Cusi learned to read his own heart and thereby find his heart’s desire.  “Grieve not your searching circles,” an old man known as the Keeper of the Fields told Cusi.  His desire was to return to his real home with Chuto and the llamas.

When Cusi returned, Chuto questioned him, asking him if this was his true desire to stay in the mountains.  Cusi said yes and with those words made a blood vow to always breed the Inca llamas and care for them.  Chuto showed Cusi a hidden passage full of gold dust, dust the Incas had brought the Spaniards to release their kind.  Instead the king was killed and the Inca hid the gold and the llamas.  Only two alive know where the gold is:  Chuto and now Cusi.  Cusi is the Chosen One, the one to guard the flock and the gold and to train the new chosen one when the time is come.

Cusi learns that he is the son of another Chosen One, one that Chuto had trained but who had run away because Chuto would never allow him to leave.  His real father, Titu, sent Cusi in his place.  Now, Cusi is free to travel the world as a proper Herdsman of the Inca’s llamas must be wise and well travelled.  Chuto will stay for the animals.  However, Cusi says not now for he is happy there.  They salute the sun for a new beginning.

Most memorable quote:  “Open your eyes.  Open your heart.  Open your mind.  The day is waiting for you.”
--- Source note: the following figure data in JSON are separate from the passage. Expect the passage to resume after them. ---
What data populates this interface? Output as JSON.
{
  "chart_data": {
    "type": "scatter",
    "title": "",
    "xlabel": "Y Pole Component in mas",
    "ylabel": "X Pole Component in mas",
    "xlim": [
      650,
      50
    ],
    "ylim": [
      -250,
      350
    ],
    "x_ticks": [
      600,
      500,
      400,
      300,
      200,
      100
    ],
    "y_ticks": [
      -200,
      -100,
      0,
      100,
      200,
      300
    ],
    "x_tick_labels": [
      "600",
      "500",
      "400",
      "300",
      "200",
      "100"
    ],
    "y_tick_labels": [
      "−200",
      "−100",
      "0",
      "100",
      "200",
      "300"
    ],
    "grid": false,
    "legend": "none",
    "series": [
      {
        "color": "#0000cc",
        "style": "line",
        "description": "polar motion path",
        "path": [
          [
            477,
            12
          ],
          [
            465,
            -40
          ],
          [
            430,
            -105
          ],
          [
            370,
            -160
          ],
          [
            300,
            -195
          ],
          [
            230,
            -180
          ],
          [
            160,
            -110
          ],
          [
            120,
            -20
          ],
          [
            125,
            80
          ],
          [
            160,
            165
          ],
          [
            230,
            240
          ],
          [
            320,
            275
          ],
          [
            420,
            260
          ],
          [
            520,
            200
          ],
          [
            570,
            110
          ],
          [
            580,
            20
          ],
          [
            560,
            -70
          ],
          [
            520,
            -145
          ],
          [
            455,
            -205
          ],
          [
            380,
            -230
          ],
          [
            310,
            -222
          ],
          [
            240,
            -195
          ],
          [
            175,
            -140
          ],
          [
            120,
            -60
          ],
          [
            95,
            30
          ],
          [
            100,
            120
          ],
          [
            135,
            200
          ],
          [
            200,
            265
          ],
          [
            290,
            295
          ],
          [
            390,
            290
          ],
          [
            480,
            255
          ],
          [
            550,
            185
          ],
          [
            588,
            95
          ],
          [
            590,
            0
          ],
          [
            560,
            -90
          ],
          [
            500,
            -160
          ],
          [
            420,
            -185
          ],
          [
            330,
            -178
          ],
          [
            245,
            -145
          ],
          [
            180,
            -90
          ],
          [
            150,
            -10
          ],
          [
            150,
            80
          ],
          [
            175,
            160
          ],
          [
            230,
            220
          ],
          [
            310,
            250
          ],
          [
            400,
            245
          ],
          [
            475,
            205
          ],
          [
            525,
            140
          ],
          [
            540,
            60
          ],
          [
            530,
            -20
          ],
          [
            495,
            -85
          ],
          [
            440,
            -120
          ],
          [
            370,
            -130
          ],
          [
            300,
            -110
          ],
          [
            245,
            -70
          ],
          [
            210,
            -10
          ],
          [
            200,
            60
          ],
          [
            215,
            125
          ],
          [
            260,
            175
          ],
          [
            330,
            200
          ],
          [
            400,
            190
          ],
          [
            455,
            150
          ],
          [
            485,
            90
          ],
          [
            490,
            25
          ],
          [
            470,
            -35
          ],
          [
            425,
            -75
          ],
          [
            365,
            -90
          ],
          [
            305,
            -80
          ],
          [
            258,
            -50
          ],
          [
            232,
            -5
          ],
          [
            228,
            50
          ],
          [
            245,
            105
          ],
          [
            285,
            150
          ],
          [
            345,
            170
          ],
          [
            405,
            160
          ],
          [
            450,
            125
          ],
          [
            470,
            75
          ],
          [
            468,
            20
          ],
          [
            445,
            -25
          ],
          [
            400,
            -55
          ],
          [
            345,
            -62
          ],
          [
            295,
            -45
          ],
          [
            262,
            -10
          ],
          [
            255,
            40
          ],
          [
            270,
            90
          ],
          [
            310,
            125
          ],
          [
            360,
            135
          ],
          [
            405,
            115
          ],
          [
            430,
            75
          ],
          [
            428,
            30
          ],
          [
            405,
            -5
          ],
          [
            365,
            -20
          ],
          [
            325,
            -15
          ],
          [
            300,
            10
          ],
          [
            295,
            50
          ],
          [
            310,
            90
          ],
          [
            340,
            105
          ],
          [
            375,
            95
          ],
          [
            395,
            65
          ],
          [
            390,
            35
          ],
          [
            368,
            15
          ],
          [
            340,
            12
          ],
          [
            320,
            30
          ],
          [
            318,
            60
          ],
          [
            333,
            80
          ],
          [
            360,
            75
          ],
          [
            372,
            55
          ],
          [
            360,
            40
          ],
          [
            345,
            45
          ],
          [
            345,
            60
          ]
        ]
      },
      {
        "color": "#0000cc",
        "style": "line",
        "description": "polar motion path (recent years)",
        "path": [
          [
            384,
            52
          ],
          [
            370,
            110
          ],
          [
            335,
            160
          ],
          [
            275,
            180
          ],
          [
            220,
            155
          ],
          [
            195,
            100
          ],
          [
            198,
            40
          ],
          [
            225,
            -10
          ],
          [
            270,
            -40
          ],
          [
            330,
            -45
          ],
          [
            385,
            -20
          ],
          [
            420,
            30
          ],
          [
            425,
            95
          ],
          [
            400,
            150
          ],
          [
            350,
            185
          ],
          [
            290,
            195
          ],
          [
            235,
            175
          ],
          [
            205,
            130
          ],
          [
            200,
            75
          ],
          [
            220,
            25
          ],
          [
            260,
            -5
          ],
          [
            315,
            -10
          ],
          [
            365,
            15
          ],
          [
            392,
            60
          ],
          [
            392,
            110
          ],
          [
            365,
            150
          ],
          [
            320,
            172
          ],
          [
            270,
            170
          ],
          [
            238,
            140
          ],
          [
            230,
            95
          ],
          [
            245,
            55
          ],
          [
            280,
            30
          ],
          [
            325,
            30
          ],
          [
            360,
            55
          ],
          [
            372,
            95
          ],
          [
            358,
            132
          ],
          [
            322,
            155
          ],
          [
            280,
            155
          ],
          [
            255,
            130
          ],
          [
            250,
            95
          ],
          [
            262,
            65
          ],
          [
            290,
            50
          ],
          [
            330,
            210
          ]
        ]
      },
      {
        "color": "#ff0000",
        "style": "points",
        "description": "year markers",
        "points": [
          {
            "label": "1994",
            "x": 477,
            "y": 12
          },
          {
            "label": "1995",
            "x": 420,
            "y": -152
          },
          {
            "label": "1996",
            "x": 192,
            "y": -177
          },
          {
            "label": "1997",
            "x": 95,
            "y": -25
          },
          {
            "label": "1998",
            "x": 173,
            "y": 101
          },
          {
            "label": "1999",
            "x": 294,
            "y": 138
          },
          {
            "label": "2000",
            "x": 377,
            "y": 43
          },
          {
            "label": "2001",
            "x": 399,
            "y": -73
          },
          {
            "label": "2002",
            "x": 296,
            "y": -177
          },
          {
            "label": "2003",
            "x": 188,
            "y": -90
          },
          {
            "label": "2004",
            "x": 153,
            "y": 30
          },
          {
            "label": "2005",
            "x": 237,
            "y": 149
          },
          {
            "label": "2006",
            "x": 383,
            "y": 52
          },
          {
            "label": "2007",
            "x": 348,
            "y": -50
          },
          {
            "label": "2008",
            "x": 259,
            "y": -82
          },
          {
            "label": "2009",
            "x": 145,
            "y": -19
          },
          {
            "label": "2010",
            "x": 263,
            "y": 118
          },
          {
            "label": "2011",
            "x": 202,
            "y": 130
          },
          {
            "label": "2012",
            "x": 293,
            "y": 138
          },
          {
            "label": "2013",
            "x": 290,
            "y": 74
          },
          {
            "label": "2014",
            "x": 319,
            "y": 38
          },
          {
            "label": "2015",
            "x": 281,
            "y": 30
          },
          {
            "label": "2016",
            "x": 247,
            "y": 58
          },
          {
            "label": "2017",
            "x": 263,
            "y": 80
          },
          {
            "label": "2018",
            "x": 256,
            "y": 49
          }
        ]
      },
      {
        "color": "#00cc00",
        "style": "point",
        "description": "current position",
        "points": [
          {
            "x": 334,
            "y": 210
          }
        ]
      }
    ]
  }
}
This book is fatefully known as the book that beat Charlotte’s Web for the Newbery Award.  Some on the committee have explained their votes by saying there are no good books on South America.  History tells its take on that.

Great tale and a short read.  Slow at first but picks up quickly.  Keeps the readers guessing to the very end as to what the Secret of the Andes is and who Cusi is.  My kids and I had fun in guessing who Cusi really was and what his purpose was.

Great depiction of the Incas.  One of our favorite parts is how Inca Indians keep showing up to help Cusi on his journeys and how everyone knows who he is but Cusi doesn’t.  Great story weaving.  Great, vivid descriptions.  Great book for the family and on finding your own heart’s desire and path in the world.